En esa otra vida, Shirley está tan presa como en su primera vida. Está presa de la espera: ella no decide, solo aguarda indicaciones y obedece. Encontrarse con su amante es el resultado de una serie de reglas que ella debe seguir, igual que en su casa sigue las reglas del decoro, del cuidado, del personaje secundario. Es cuando el código se descubre que en Shirley se produce un verdadero quiebre. Esa suerte de desprotección es lo que la pone a salvo de un destino preprogramado. Por lo menos comienza a hacerse ciertas preguntas que le permiten descubrir que quizás exista una tercera vía, una en la que ella realmente pueda tomar sus propias decisiones.
Hay en la tradición de novelas feministas una corriente que propone el viaje onírico o la fantasía como recursos de emancipación. “Si no puedo escapar de mi realidad, entonces me refugio en los mundo que puedo imaginar”. Algo así se podría resumir la idea que subyace en libros como el de Weinzweig. A ciencia cierta, nadie sabe si lo que cuenta la protagonista y narradora ocurre o si, por el contrario, sus historias son producto de un ultra necesario divague. Sea un caso o sea el otro, lo cierto es que en Shirley se produce la tan famosa transformación del personaje, algo que en las escuelas de Escritura Creativa se enseña casi como mantra. En un buen libro los personajes cambian, mutan, salen de su caparazón. Y esto ocurre en Vestido negro y collar de perlas. “(…) no echaré de menos ser una extraña a quien nada se le exige y de quien nada se espera”, dice casi al final.

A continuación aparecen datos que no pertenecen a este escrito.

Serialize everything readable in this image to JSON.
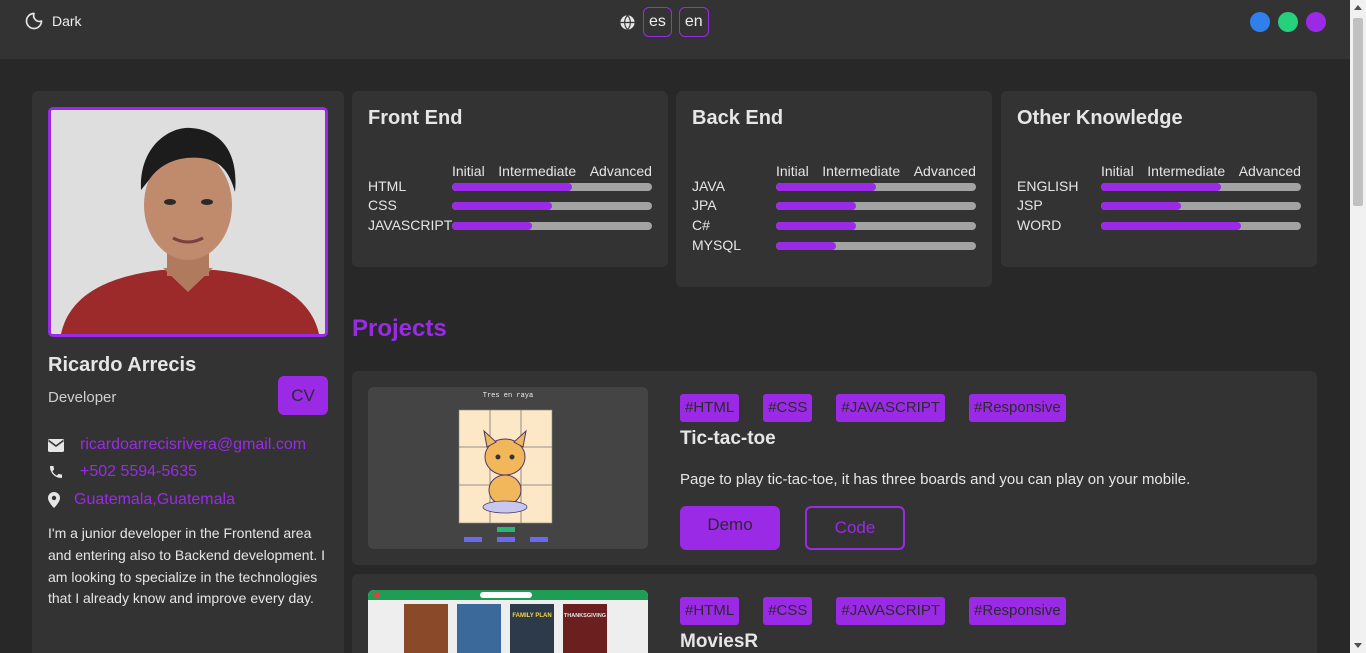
{
  "header": {
    "theme_label": "Dark",
    "languages": [
      "es",
      "en"
    ],
    "theme_colors": [
      "#2f80ed",
      "#27d07c",
      "#9b2ae6"
    ]
  },
  "profile": {
    "name": "Ricardo Arrecis",
    "role": "Developer",
    "cv_label": "CV",
    "email": "ricardoarrecisrivera@gmail.com",
    "phone": "+502 5594-5635",
    "location": "Guatemala,Guatemala",
    "bio": "I'm a junior developer in the Frontend area and entering also to Backend development. I am looking to specialize in the technologies that I already know and improve every day."
  },
  "skills": {
    "levels": [
      "Initial",
      "Intermediate",
      "Advanced"
    ],
    "frontend": {
      "title": "Front End",
      "items": [
        {
          "name": "HTML",
          "level": 0.6
        },
        {
          "name": "CSS",
          "level": 0.5
        },
        {
          "name": "JAVASCRIPT",
          "level": 0.4
        }
      ]
    },
    "backend": {
      "title": "Back End",
      "items": [
        {
          "name": "JAVA",
          "level": 0.5
        },
        {
          "name": "JPA",
          "level": 0.4
        },
        {
          "name": "C#",
          "level": 0.4
        },
        {
          "name": "MYSQL",
          "level": 0.3
        }
      ]
    },
    "other": {
      "title": "Other Knowledge",
      "items": [
        {
          "name": "ENGLISH",
          "level": 0.6
        },
        {
          "name": "JSP",
          "level": 0.4
        },
        {
          "name": "WORD",
          "level": 0.7
        }
      ]
    }
  },
  "projects": {
    "title": "Projects",
    "items": [
      {
        "tags": [
          "#HTML",
          "#CSS",
          "#JAVASCRIPT",
          "#Responsive"
        ],
        "title": "Tic-tac-toe",
        "description": "Page to play tic-tac-toe, it has three boards and you can play on your mobile.",
        "demo_label": "Demo",
        "code_label": "Code",
        "preview_caption": "Tres en raya"
      },
      {
        "tags": [
          "#HTML",
          "#CSS",
          "#JAVASCRIPT",
          "#Responsive"
        ],
        "title": "MoviesR",
        "poster_titles": [
          "FAMILY PLAN",
          "THANKSGIVING"
        ]
      }
    ]
  }
}
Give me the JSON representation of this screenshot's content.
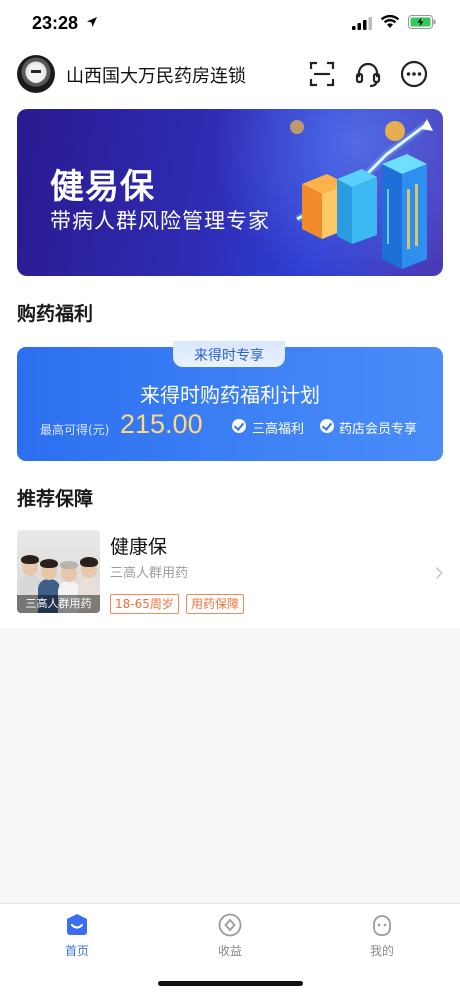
{
  "status_bar": {
    "time": "23:28"
  },
  "header": {
    "store_name": "山西国大万民药房连锁"
  },
  "banner": {
    "title": "健易保",
    "subtitle": "带病人群风险管理专家"
  },
  "benefit_section": {
    "title": "购药福利",
    "card": {
      "tag": "来得时专享",
      "title": "来得时购药福利计划",
      "max_label": "最高可得(元)",
      "max_amount": "215.00",
      "perks": [
        "三高福利",
        "药店会员专享"
      ]
    }
  },
  "recommend_section": {
    "title": "推荐保障",
    "products": [
      {
        "name": "健康保",
        "description": "三高人群用药",
        "image_caption": "三高人群用药",
        "badges": [
          "18-65周岁",
          "用药保障"
        ]
      }
    ]
  },
  "tabbar": {
    "items": [
      {
        "label": "首页",
        "active": true
      },
      {
        "label": "收益",
        "active": false
      },
      {
        "label": "我的",
        "active": false
      }
    ]
  },
  "colors": {
    "accent": "#3b6ef0",
    "amount": "#ffd97a",
    "badge": "#f0703a"
  }
}
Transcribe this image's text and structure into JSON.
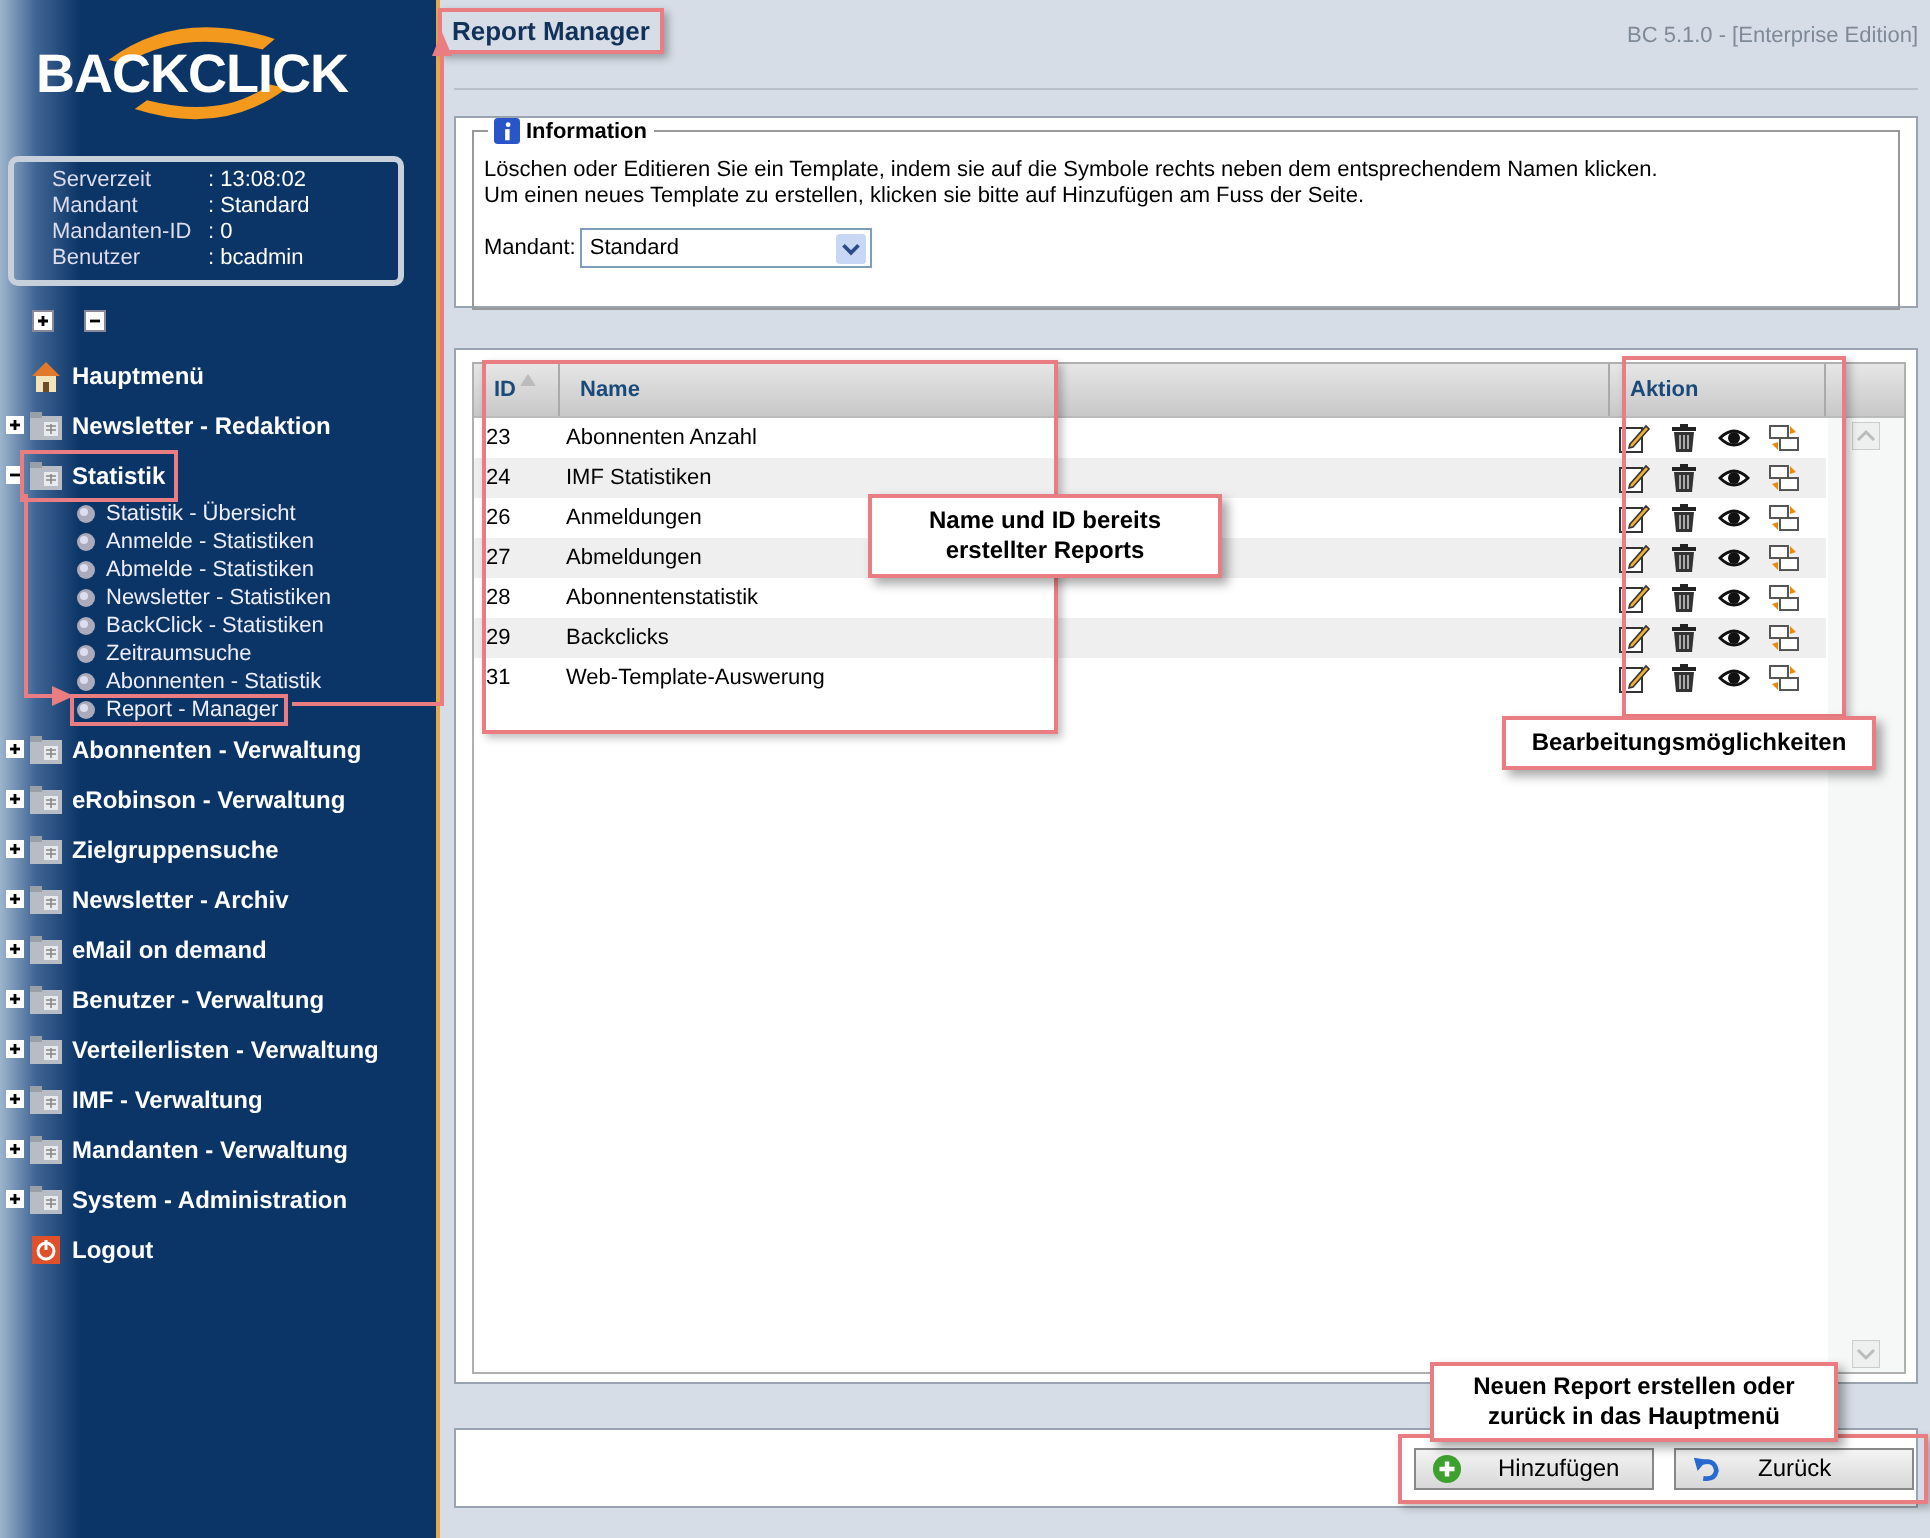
{
  "logo": "BACKCLICK",
  "server_info": [
    {
      "label": "Serverzeit",
      "value": ": 13:08:02"
    },
    {
      "label": "Mandant",
      "value": ": Standard"
    },
    {
      "label": "Mandanten-ID",
      "value": ": 0"
    },
    {
      "label": "Benutzer",
      "value": ": bcadmin"
    }
  ],
  "nav": [
    {
      "label": "Hauptmenü",
      "kind": "home",
      "highlighted": false
    },
    {
      "label": "Newsletter - Redaktion",
      "kind": "folder",
      "expanded": false,
      "highlighted": false
    },
    {
      "label": "Statistik",
      "kind": "folder",
      "expanded": true,
      "highlighted": true,
      "children": [
        {
          "label": "Statistik - Übersicht",
          "highlighted": false
        },
        {
          "label": "Anmelde - Statistiken",
          "highlighted": false
        },
        {
          "label": "Abmelde - Statistiken",
          "highlighted": false
        },
        {
          "label": "Newsletter - Statistiken",
          "highlighted": false
        },
        {
          "label": "BackClick - Statistiken",
          "highlighted": false
        },
        {
          "label": "Zeitraumsuche",
          "highlighted": false
        },
        {
          "label": "Abonnenten - Statistik",
          "highlighted": false
        },
        {
          "label": "Report - Manager",
          "highlighted": true
        }
      ]
    },
    {
      "label": "Abonnenten - Verwaltung",
      "kind": "folder",
      "expanded": false,
      "highlighted": false
    },
    {
      "label": "eRobinson - Verwaltung",
      "kind": "folder",
      "expanded": false,
      "highlighted": false
    },
    {
      "label": "Zielgruppensuche",
      "kind": "folder",
      "expanded": false,
      "highlighted": false
    },
    {
      "label": "Newsletter - Archiv",
      "kind": "folder",
      "expanded": false,
      "highlighted": false
    },
    {
      "label": "eMail on demand",
      "kind": "folder",
      "expanded": false,
      "highlighted": false
    },
    {
      "label": "Benutzer - Verwaltung",
      "kind": "folder",
      "expanded": false,
      "highlighted": false
    },
    {
      "label": "Verteilerlisten - Verwaltung",
      "kind": "folder",
      "expanded": false,
      "highlighted": false
    },
    {
      "label": "IMF - Verwaltung",
      "kind": "folder",
      "expanded": false,
      "highlighted": false
    },
    {
      "label": "Mandanten - Verwaltung",
      "kind": "folder",
      "expanded": false,
      "highlighted": false
    },
    {
      "label": "System - Administration",
      "kind": "folder",
      "expanded": false,
      "highlighted": false
    },
    {
      "label": "Logout",
      "kind": "logout",
      "highlighted": false
    }
  ],
  "header": {
    "title": "Report Manager",
    "highlighted": true,
    "version": "BC 5.1.0 - [Enterprise Edition]"
  },
  "info": {
    "legend": "Information",
    "lines": [
      "Löschen oder Editieren Sie ein Template, indem sie auf die Symbole rechts neben dem entsprechendem Namen klicken.",
      "Um einen neues Template zu erstellen, klicken sie bitte auf Hinzufügen am Fuss der Seite."
    ],
    "mandant_label": "Mandant:",
    "mandant_value": "Standard"
  },
  "table": {
    "columns": [
      {
        "label": "ID",
        "sorted": true
      },
      {
        "label": "Name",
        "sorted": false
      },
      {
        "label": "Aktion",
        "sorted": false
      }
    ],
    "rows": [
      {
        "id": "23",
        "name": "Abonnenten Anzahl"
      },
      {
        "id": "24",
        "name": "IMF Statistiken"
      },
      {
        "id": "26",
        "name": "Anmeldungen"
      },
      {
        "id": "27",
        "name": "Abmeldungen"
      },
      {
        "id": "28",
        "name": "Abonnentenstatistik"
      },
      {
        "id": "29",
        "name": "Backclicks"
      },
      {
        "id": "31",
        "name": "Web-Template-Auswerung"
      }
    ]
  },
  "buttons": [
    {
      "label": "Hinzufügen",
      "kind": "add"
    },
    {
      "label": "Zurück",
      "kind": "back"
    }
  ],
  "callouts": [
    "Name und ID bereits erstellter Reports",
    "Bearbeitungsmöglichkeiten",
    "Neuen Report erstellen oder zurück in das Hauptmenü"
  ]
}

La felicidad puede sustentarse en el ámbito de lo discursivo o de lo simbólico, si es que no se sustenta ahí siempre. “La felicidad son los recuerdos”, le dice su amante promediando la mitad de la novela, y esa es quizás una de las claves para leer a Weinzweig. La autora parece querer decirnos que quizás Shirley no necesite elegir entre una vida y la otra, sino entender que se pueden vivir muchas vidas en una, pero para ello es necesario hacerse cargo del propio deseo y estar dispuesta a romper con el molde que se ha dispuesto para las mujeres de una generación que aún no logra escapar de la jaula del patriarcado.
“(…) no conseguí dar con nada que ella (Shirley) pudiera hacer en ese gran mundo (en el que vive). Esta cuestión me ha desasosegado en cuanto persona y en cuanto escritora”, confiesa Wezweig en una entrevista en 1982, recuperada por Sarah Weinman, a cargo del epílogo que acompaña la obra en la edición de Muñeca Infinita. Quizás no era cuestión de darle a Shirley un final heroico, un salvataje total, sino simplemente de poner en evidencia la existencia de una o varias salidas posibles. Y en eso de buscar salidas todavía estamos. La ficción, entre otros discursos, nos ha regalado ese salvoconducto.